- Genre: Drama documentary
- Written by: Ken Russell Huw Wheldon
- Directed by: Ken Russell
- Starring: George McGrath Peter Brett Rowena Gregory
- Country of origin: United Kingdom
- Original language: English

Production
- Producer: Humphrey Burton
- Camera setup: Ken Higgins
- Running time: 56 minutes

Original release
- Network: BBC
- Release: 11 November 1962

= Elgar (film) =

Elgar is a British drama documentary made in 1962 by the British director Ken Russell for BBC Television's Monitor series. It dramatised in vigorous style the life of the English composer Sir Edward Elgar.

The film established Russell as a directorial talent, and spawned a series of dramatised biographies of composers by Russell, both for television and theatrical release. Elgar helped to revive the reputation of the composer's work.

In the words of one writer, the film "marks the debut of both a great and original visual stylist (Russell) and the first use of techniques that have since become almost commonplace in the realm of documentary filmmaking."

The film was narrated by Huw Wheldon. The British Film Institute selected it as one of the 100 Greatest British Television Programmes.

==Cast==
- George McGrath (Sir Edward Elgar)
- Peter Brett (Mr Elgar)
- Rowena Gregory (Mrs Elgar)
- Louisa Nicholas (Elgar's daughter)

==Reception==
The acclaim led to Russell being offered his first feature French Dressing. It also prompted a revival in interest in Elgar's work, leading to albums being released.

By 1966, it was being called "a classic of television which time will not touch."

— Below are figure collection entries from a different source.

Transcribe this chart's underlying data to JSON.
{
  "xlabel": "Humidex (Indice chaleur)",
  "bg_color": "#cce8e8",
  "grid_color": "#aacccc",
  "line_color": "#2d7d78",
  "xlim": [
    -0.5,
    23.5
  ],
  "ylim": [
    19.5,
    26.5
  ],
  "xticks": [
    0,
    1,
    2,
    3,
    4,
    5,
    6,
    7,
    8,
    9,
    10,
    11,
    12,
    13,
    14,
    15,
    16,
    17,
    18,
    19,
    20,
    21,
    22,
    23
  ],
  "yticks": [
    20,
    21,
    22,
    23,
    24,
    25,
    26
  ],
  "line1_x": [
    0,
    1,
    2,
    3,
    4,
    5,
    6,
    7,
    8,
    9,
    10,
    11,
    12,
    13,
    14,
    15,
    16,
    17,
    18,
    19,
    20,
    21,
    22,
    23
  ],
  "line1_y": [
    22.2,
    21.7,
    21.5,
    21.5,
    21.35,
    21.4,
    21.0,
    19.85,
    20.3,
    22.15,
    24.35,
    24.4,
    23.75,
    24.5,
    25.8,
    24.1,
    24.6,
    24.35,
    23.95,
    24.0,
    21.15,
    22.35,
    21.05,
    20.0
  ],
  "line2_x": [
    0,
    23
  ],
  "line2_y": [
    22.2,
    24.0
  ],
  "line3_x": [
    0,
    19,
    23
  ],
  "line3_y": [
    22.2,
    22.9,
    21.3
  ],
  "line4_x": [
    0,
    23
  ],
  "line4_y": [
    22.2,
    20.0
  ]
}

In 1995, a contributor to The Globe and Mail wrote:
What is singularly striking about Elgar is how beautifully photographed and composed it is. Though shot in black and white, the use of light and the brilliant blending of images and glorious music makes most of what we are used to seeing on the tube and (movie screen) seem flat and unimaginative. Russell's training and previous work as a photographer is shown to great advantage in this exquisite film. He also pioneers the use of actors, without dialogue and with minimal narration, to create a "new" form, a cinematic hybrid utilizing the most powerful aspects of several artistic forms: film, music, biography, television and photography.
Reviewing the production in 2011, The New Yorker commented: "most of it is glorious, with reënactment scenes that might easily have tipped into Monty Python territory redeemed by their intimate connection to the musical excerpts on the soundtrack. This is because Russell, like no other filmmaker, has an essential insight into what goes into a composer’s life, strung between play and work, dreaming and drudgery."